Forecast for Microsoft

This coming week marks the big day (October 22) for Microsoft when Windows 7 becomes available to the general public. Technology professionals have already had the new Windows for quite a while but this will be the first time that you can walk into a store and see a PC with Windows 7. Naturally the Microsoft publicity machine is hard at work and there will be the usual hoopla. Also, many in the PC world are hoping that Windows 7 will spur the sale of PCs and add to everybody’s bottom line.

However, the PC is not the only kind of computer or technical hardware that is important these days and some are saying that Microsoft may have missed out on the trends in consumer electronics. And then there is the cloud. Using the cloud requires only a browser, and the operating system is secondary. In fact, Google wants to make the browser the operating system.
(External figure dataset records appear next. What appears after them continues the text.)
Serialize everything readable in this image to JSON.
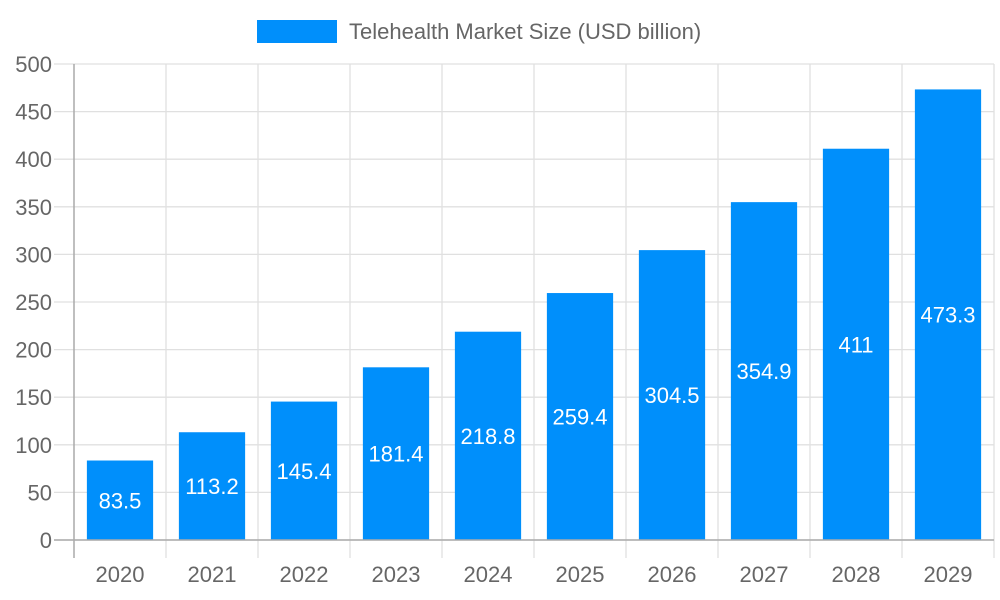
{
  "chart_data": {
    "type": "bar",
    "title": "",
    "xlabel": "",
    "ylabel": "",
    "categories": [
      "2020",
      "2021",
      "2022",
      "2023",
      "2024",
      "2025",
      "2026",
      "2027",
      "2028",
      "2029"
    ],
    "series": [
      {
        "name": "Telehealth Market Size (USD billion)",
        "values": [
          83.5,
          113.2,
          145.4,
          181.4,
          218.8,
          259.4,
          304.5,
          354.9,
          411,
          473.3
        ],
        "color": "#008ffb"
      }
    ],
    "ylim": [
      0,
      500
    ],
    "yticks": [
      0,
      50,
      100,
      150,
      200,
      250,
      300,
      350,
      400,
      450,
      500
    ],
    "grid": true,
    "legend": "top-center",
    "data_labels": true
  }
}
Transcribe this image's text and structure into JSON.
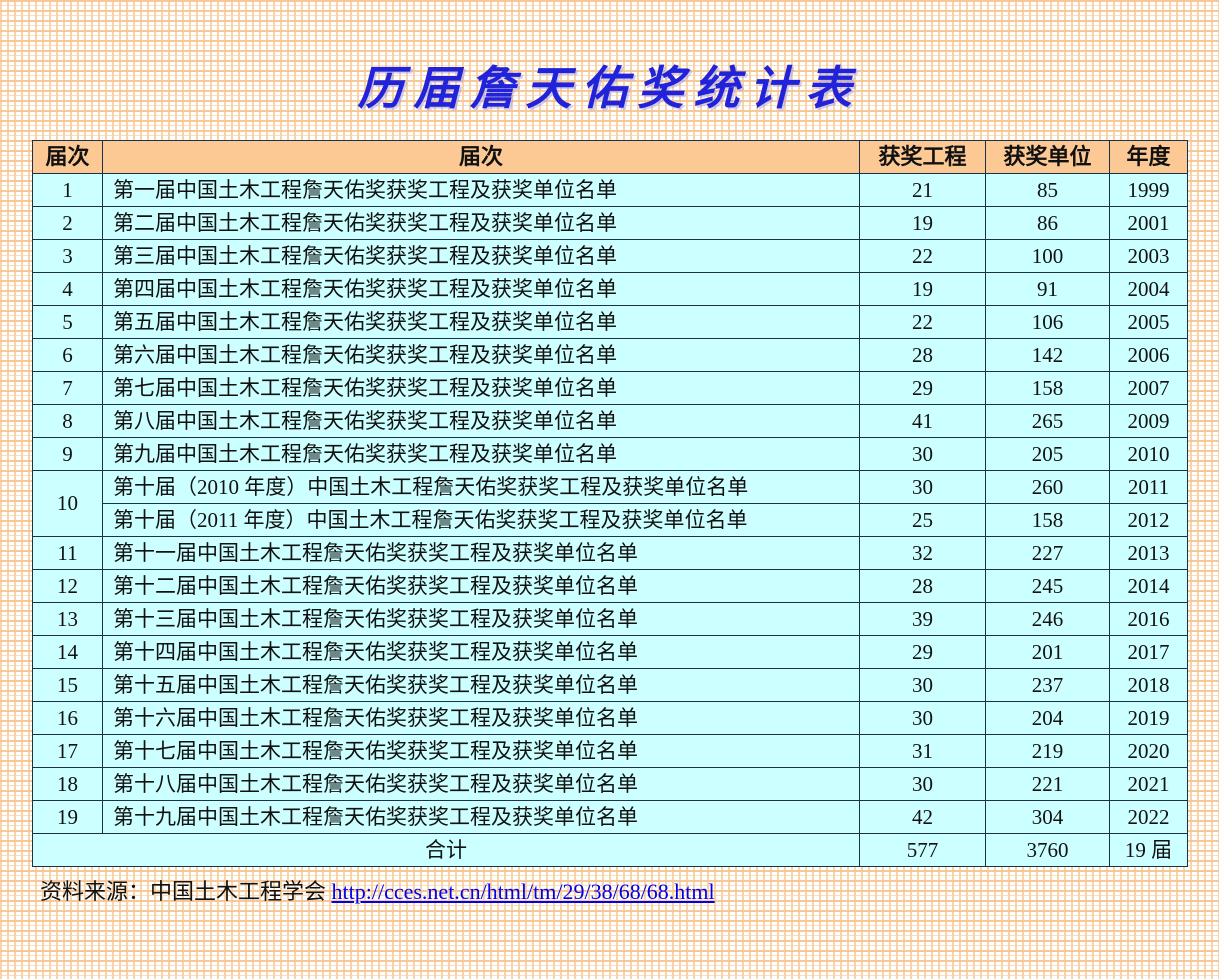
{
  "page": {
    "title": "历届詹天佑奖统计表"
  },
  "colors": {
    "title_blue": "#2222D8",
    "header_bg": "#FCC893",
    "cell_bg": "#CCFFFF",
    "border": "#1C3146",
    "grid_line": "#F8CEA0",
    "link_blue": "#0000EE"
  },
  "table": {
    "headers": [
      "届次",
      "届次",
      "获奖工程",
      "获奖单位",
      "年度"
    ],
    "rows": [
      {
        "no": "1",
        "rowspan": 1,
        "name": "第一届中国土木工程詹天佑奖获奖工程及获奖单位名单",
        "projects": "21",
        "units": "85",
        "year": "1999"
      },
      {
        "no": "2",
        "rowspan": 1,
        "name": "第二届中国土木工程詹天佑奖获奖工程及获奖单位名单",
        "projects": "19",
        "units": "86",
        "year": "2001"
      },
      {
        "no": "3",
        "rowspan": 1,
        "name": "第三届中国土木工程詹天佑奖获奖工程及获奖单位名单",
        "projects": "22",
        "units": "100",
        "year": "2003"
      },
      {
        "no": "4",
        "rowspan": 1,
        "name": "第四届中国土木工程詹天佑奖获奖工程及获奖单位名单",
        "projects": "19",
        "units": "91",
        "year": "2004"
      },
      {
        "no": "5",
        "rowspan": 1,
        "name": "第五届中国土木工程詹天佑奖获奖工程及获奖单位名单",
        "projects": "22",
        "units": "106",
        "year": "2005"
      },
      {
        "no": "6",
        "rowspan": 1,
        "name": "第六届中国土木工程詹天佑奖获奖工程及获奖单位名单",
        "projects": "28",
        "units": "142",
        "year": "2006"
      },
      {
        "no": "7",
        "rowspan": 1,
        "name": "第七届中国土木工程詹天佑奖获奖工程及获奖单位名单",
        "projects": "29",
        "units": "158",
        "year": "2007"
      },
      {
        "no": "8",
        "rowspan": 1,
        "name": "第八届中国土木工程詹天佑奖获奖工程及获奖单位名单",
        "projects": "41",
        "units": "265",
        "year": "2009"
      },
      {
        "no": "9",
        "rowspan": 1,
        "name": "第九届中国土木工程詹天佑奖获奖工程及获奖单位名单",
        "projects": "30",
        "units": "205",
        "year": "2010"
      },
      {
        "no": "10",
        "rowspan": 2,
        "name": "第十届（2010 年度）中国土木工程詹天佑奖获奖工程及获奖单位名单",
        "projects": "30",
        "units": "260",
        "year": "2011"
      },
      {
        "no": null,
        "rowspan": 1,
        "name": "第十届（2011 年度）中国土木工程詹天佑奖获奖工程及获奖单位名单",
        "projects": "25",
        "units": "158",
        "year": "2012"
      },
      {
        "no": "11",
        "rowspan": 1,
        "name": "第十一届中国土木工程詹天佑奖获奖工程及获奖单位名单",
        "projects": "32",
        "units": "227",
        "year": "2013"
      },
      {
        "no": "12",
        "rowspan": 1,
        "name": "第十二届中国土木工程詹天佑奖获奖工程及获奖单位名单",
        "projects": "28",
        "units": "245",
        "year": "2014"
      },
      {
        "no": "13",
        "rowspan": 1,
        "name": "第十三届中国土木工程詹天佑奖获奖工程及获奖单位名单",
        "projects": "39",
        "units": "246",
        "year": "2016"
      },
      {
        "no": "14",
        "rowspan": 1,
        "name": "第十四届中国土木工程詹天佑奖获奖工程及获奖单位名单",
        "projects": "29",
        "units": "201",
        "year": "2017"
      },
      {
        "no": "15",
        "rowspan": 1,
        "name": "第十五届中国土木工程詹天佑奖获奖工程及获奖单位名单",
        "projects": "30",
        "units": "237",
        "year": "2018"
      },
      {
        "no": "16",
        "rowspan": 1,
        "name": "第十六届中国土木工程詹天佑奖获奖工程及获奖单位名单",
        "projects": "30",
        "units": "204",
        "year": "2019"
      },
      {
        "no": "17",
        "rowspan": 1,
        "name": "第十七届中国土木工程詹天佑奖获奖工程及获奖单位名单",
        "projects": "31",
        "units": "219",
        "year": "2020"
      },
      {
        "no": "18",
        "rowspan": 1,
        "name": "第十八届中国土木工程詹天佑奖获奖工程及获奖单位名单",
        "projects": "30",
        "units": "221",
        "year": "2021"
      },
      {
        "no": "19",
        "rowspan": 1,
        "name": "第十九届中国土木工程詹天佑奖获奖工程及获奖单位名单",
        "projects": "42",
        "units": "304",
        "year": "2022"
      }
    ],
    "total": {
      "label": "合计",
      "projects": "577",
      "units": "3760",
      "year": "19 届"
    }
  },
  "footer": {
    "source_label": "资料来源：中国土木工程学会 ",
    "link_text": "http://cces.net.cn/html/tm/29/38/68/68.html"
  }
}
Looking at the various factors and what they mean for Microsoft is the subject of an article in the New York Times business section by Ashlee Vance. It’s a substantial piece and among other things says:

These days, however, Microsoft has legions of doubters. While it still commands a prominent and profitable position in computing, brand experts say consumers stumble when trying to define what the company stands for and whether it can create a grander technological future.

“Microsoft sort of disappeared from the scene,” says Regis McKenna, a Silicon Valley marketing and strategy expert. “Every once in a while, they have a delayed Windows release or something like that. By and large, I think the marketplace is focused on what Google and Apple are up to.”

Critics of Microsoft say it has hugely underestimated market changes and plotted a long and winding course toward irrelevance. It remains too fixated on its old-line, desktop-based franchises, they say — too slow, too predictable and too, well, Microsoft.

“They are trapped in their own psychosis that the world has to revolve around Windows on the PC,” says Marc Benioff, the C.E.O. of Salesforce.com, which competes against Microsoft in the business software market. “Until they stop doing that, they will drag their company into the gutter.”

Of course, others and Microsoft think Microsoft is still the dominant force:

Mr. Ballmer, Mr. Ozzie and others at Microsoft see things rather differently, and for the last year have argued that coming software releases for PCs, data centers, mobile devices and game consoles will confirm exactly how Microsoft will remain a pivotal force on the tech landscape.

Mr. Ballmer contends that Microsoft is the only company prepared and positioned to merge computing from both ends — the desktop and the cloud. “We’re just investing more broadly than everybody else,” he says, adding that, when it comes to software, “I want us to invent everything that’s important on the planet.”